Spokesman Mark Elliott said: "We are thrilled that the beavers have bred. The baby kits appear fit and healthy and the adults seem as if they are taking their parenting responsibilities very seriously. It tells us that the beavers are very much at home in this corner of Devon.

"The slowly expanding population of these wild animals will help us to gain valuable insights into beavers and their environment - both in terms of animal behaviour and any benefits and effects on the surrounding river system."

He also said they hope the population will expand further over the coming years.

"Beavers give birth to an average of three kits. If both mothers have given birth that could mean that there are now up to 15 beavers on the River Otter. Beavers are relatively slow breeders and it's possible that not all the kits will make it to adulthood. This means the expansion of their numbers during the coming years will be steady rather than rapid.

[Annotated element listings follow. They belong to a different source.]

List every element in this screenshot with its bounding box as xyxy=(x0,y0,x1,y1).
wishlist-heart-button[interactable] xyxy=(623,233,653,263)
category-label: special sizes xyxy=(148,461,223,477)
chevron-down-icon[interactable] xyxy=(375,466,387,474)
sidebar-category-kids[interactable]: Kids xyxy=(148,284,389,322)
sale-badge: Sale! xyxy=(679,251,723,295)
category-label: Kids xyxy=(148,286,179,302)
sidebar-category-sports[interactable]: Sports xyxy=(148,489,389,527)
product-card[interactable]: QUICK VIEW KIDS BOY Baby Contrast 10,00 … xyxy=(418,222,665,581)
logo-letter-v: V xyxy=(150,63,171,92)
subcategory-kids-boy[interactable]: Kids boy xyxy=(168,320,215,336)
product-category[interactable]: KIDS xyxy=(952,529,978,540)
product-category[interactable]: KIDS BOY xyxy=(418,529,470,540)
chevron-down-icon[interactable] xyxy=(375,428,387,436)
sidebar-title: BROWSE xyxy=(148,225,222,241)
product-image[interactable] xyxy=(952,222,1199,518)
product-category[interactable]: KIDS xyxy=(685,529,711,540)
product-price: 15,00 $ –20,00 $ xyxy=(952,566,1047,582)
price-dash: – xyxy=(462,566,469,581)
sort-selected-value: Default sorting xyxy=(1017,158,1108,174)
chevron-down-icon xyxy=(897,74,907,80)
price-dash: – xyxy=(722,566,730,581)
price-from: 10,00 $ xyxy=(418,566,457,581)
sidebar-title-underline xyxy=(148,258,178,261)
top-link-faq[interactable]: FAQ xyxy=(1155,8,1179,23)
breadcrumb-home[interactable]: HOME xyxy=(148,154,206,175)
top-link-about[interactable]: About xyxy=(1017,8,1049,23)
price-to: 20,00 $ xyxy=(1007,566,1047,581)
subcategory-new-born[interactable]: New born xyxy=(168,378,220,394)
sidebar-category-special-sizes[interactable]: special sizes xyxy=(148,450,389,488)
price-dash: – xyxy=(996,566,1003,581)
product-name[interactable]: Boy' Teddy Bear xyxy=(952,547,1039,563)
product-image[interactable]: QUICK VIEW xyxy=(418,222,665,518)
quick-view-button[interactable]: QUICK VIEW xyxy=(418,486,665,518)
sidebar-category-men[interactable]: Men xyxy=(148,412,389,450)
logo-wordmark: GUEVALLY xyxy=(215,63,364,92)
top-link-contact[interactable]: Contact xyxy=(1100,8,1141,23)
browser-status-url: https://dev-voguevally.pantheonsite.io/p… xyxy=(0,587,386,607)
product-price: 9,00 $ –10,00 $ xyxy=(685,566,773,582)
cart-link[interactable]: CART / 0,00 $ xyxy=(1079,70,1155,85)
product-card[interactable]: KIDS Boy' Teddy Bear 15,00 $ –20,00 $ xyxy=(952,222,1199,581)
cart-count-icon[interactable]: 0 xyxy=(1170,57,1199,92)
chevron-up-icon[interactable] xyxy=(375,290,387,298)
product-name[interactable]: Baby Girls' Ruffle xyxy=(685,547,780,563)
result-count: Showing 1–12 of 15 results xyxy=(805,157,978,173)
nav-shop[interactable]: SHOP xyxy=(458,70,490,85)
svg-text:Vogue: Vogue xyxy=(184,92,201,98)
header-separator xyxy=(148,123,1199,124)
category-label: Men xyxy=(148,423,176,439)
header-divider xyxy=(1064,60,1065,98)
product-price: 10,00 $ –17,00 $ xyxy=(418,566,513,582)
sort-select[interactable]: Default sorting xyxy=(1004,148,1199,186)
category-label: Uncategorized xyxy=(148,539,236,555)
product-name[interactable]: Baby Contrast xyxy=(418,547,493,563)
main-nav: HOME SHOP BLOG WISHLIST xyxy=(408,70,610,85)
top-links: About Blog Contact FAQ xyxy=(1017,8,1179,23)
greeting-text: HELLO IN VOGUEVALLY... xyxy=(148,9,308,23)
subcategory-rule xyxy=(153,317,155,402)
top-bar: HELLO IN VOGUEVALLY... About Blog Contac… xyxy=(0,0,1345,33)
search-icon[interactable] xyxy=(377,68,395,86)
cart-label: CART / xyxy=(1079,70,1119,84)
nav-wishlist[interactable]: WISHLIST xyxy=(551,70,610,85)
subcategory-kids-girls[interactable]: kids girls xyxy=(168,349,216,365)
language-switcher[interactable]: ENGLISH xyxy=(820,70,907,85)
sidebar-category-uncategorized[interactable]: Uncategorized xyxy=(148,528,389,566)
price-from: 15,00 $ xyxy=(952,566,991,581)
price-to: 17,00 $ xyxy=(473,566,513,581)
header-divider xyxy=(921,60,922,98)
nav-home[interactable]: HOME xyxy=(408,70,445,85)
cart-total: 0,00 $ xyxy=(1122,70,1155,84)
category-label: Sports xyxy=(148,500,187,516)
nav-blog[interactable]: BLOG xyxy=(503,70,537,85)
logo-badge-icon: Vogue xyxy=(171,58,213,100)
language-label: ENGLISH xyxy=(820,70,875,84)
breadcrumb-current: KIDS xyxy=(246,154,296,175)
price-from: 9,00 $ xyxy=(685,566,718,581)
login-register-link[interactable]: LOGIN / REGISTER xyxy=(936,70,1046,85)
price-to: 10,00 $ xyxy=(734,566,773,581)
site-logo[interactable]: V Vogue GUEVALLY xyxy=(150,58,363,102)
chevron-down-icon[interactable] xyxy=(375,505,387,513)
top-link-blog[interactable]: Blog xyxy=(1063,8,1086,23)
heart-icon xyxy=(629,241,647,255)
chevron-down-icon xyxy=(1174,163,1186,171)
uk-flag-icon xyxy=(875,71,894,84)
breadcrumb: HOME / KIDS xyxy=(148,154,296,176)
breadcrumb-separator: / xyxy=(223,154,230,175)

"The River Otter certainly has room for a slowly growing population. The kits present us with a unique opportunity to study the development of a beaver population in the English countryside."

Sam Bridgewater, Nature Conservation Manager for Clinton Devon Estates, said: "The birth of the kits is very exciting as it indicates that beavers can thrive in the lower River Otter. We still have much to learn about the impacts of an expanding beaver population on the Devon landscape.

"Although we know that beavers can improve the ecological health of rivers, we also know that their damming - particularly in upper catchment areas - and tree-felling behaviour can cause conflict.

"One of the key objectives of the partnership over the five year trial is to gather evidence to clarify the positive and negative impacts of this species and the management techniques that will likely be required in the future to minimise any detrimental impacts of an increasing population."